Avoid any peak times. I suggest skiing in January or Early February, if you cannot make it then go early March. We have just booked to go in April with our family and staying at First Tracks - we are restricted by dates these days but we have found end of March / April to be great as well. We have booked with a Whistler based company who got us a good price on accommodation and lift passes. www.cold-comforts.com We have also made our own arrangements before and stayed in private condos. We cannot wait to go back. Alice

post #17 of 19

Hi

Avoid any peak times. I suggest skiing in January or Early February, if you cannot make it then go early March. We have just booked to go in April with our family and staying at First Tracks - we are restricted by dates these days but we have found end of March / April to be great as well. We have booked with a Whistler based company who got us a good price on accommodation and lift passes. www.cold-comforts.com We have also made our own arrangements before and stayed in private condos. We cannot wait to go back. Alice

 

FYI: First Tracks is in Whistler Creekside Village. It is next to to the creekside gondola but the mountain normally shuts down that access in early April. You may need to still  drive to the main village and pay for parking  to get up the mountain. Depending when you have booked you should still be able to ski down at the end of the day.

post #18 of 19
Quote:
Originally Posted by acvc View Post

Hi 

Avoid any peak times. I suggest skiing in January or Early February, if you cannot make it then go early March. We have just booked to go in April with our family and staying at First Tracks - we are restricted by dates these days but we have found end of March / April to be great as well. We have booked with a Whistler based company who got us a good price on accommodation and lift passes. www.cold-comforts.com We have also made our own arrangements before and stayed in private condos. We cannot wait to go back. Alice

FYI: First Tracks is in Whistler Creekside Village. It is next to to the creekside gondola but the mountain normally shuts down that access in early April. You may need to still drive to the main village and pay for parking to get up the mountain.
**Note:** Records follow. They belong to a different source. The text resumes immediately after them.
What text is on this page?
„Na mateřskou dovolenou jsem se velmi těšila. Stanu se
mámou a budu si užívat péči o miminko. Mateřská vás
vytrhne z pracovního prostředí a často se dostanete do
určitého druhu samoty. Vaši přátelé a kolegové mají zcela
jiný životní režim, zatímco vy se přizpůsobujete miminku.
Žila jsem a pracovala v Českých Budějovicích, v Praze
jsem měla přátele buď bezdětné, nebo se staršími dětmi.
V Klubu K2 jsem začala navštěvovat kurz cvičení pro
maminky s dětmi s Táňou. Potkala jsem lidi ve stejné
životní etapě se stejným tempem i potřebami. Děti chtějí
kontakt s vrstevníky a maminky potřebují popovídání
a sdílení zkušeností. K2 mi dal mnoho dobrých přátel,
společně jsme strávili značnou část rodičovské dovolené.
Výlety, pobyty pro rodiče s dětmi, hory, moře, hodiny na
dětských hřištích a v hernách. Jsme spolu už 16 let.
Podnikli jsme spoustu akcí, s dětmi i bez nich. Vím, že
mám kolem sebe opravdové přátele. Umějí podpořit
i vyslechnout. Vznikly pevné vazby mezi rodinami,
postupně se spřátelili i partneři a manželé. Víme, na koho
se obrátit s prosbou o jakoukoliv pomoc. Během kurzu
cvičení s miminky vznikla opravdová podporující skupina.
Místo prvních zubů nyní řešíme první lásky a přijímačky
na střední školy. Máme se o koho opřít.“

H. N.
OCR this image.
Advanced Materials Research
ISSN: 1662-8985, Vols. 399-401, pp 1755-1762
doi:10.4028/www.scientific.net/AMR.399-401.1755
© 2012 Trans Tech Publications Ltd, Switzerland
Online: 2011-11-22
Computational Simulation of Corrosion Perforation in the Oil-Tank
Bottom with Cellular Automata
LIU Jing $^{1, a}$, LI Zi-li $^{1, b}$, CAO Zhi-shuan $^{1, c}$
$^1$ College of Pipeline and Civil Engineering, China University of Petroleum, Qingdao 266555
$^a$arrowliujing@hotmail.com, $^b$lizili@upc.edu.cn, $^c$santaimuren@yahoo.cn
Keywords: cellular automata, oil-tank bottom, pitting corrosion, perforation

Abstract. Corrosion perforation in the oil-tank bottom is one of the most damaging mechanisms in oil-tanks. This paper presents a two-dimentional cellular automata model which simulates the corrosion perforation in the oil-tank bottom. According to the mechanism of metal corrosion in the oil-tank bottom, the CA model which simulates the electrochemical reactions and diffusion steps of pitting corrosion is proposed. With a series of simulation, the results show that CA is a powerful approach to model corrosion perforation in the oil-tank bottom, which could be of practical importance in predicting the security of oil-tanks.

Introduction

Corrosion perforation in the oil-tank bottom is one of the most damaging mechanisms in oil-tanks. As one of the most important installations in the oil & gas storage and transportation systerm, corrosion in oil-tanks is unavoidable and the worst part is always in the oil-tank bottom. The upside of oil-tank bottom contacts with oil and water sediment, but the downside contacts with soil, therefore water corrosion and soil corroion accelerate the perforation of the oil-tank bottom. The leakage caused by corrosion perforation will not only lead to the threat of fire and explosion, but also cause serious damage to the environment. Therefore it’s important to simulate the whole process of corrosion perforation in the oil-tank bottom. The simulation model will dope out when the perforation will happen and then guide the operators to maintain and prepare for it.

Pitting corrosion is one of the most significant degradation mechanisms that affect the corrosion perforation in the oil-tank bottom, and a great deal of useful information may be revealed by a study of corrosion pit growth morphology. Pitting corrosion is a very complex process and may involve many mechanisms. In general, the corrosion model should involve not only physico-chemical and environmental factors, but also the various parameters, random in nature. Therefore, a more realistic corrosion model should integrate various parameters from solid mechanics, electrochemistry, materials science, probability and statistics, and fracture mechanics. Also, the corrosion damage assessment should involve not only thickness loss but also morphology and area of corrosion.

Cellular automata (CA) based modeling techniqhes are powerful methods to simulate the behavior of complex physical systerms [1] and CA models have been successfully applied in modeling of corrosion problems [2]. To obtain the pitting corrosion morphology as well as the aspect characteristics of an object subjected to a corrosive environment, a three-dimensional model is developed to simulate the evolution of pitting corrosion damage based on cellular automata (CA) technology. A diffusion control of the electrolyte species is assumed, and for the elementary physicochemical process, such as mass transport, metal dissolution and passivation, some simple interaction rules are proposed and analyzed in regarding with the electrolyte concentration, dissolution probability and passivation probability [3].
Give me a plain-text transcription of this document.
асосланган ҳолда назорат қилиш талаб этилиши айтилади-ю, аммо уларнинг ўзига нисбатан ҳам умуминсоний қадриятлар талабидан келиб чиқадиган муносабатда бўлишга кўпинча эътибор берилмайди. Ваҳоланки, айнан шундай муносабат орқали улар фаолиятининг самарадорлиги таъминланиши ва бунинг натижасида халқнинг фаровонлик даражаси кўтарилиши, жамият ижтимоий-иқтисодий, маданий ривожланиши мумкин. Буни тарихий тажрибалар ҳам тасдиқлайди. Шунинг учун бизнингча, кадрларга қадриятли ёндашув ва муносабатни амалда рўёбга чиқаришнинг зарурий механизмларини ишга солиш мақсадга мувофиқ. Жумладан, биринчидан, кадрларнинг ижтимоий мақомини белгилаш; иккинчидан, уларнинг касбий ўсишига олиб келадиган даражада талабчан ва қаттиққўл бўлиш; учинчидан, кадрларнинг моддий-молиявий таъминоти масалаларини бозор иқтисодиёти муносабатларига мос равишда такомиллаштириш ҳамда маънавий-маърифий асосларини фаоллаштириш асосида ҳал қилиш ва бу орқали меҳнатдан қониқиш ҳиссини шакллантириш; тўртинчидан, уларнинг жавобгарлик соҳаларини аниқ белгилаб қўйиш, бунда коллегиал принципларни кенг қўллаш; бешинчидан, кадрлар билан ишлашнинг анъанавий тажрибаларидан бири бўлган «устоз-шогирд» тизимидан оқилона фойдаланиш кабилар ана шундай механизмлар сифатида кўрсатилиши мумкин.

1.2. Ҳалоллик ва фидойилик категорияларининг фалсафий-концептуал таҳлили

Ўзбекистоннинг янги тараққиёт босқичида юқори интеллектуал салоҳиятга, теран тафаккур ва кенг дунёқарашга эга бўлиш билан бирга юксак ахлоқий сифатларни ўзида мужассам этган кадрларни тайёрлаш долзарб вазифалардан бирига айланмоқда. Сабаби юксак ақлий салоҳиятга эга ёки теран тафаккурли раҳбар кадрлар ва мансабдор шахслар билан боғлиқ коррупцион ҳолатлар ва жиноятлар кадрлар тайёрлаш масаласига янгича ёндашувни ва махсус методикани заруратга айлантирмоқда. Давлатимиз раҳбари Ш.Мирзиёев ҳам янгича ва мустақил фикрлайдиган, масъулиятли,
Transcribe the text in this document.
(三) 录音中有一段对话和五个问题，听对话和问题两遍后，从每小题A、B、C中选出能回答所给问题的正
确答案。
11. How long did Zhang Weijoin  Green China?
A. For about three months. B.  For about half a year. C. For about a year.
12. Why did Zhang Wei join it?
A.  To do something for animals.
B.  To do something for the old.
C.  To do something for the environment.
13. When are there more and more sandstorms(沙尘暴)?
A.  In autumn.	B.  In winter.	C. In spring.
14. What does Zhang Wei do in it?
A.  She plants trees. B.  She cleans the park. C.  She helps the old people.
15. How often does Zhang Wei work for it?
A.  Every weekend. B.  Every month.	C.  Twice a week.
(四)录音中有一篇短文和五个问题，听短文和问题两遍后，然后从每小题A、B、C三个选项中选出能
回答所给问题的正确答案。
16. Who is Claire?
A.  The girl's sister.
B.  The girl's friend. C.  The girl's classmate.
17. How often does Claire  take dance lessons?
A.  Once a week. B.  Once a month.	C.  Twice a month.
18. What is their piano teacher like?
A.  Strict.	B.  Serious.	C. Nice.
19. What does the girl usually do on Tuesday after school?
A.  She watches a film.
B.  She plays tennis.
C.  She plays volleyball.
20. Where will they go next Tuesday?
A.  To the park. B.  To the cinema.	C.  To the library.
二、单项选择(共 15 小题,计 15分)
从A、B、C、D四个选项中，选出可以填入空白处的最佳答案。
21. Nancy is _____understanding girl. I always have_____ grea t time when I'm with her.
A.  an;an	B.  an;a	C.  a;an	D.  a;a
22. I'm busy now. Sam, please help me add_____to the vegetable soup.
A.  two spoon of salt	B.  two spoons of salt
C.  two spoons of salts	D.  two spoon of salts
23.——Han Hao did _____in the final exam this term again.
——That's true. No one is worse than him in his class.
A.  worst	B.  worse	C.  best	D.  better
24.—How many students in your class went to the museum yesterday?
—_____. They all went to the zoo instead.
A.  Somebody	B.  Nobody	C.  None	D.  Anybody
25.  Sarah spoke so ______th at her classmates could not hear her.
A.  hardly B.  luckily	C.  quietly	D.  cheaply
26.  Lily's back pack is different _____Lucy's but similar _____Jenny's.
Depending when you have booked you should still be able to ski down at the end of the day

post #19 of 19

Creekside usually stops last weekend in April - the mountains used to alternate years as to which would stay open longer but now Blackcomb is always the one staying open into May - When Whistler closes so will Peak to Peak so skiing down is not possible - if that is your date there is a free shuttle.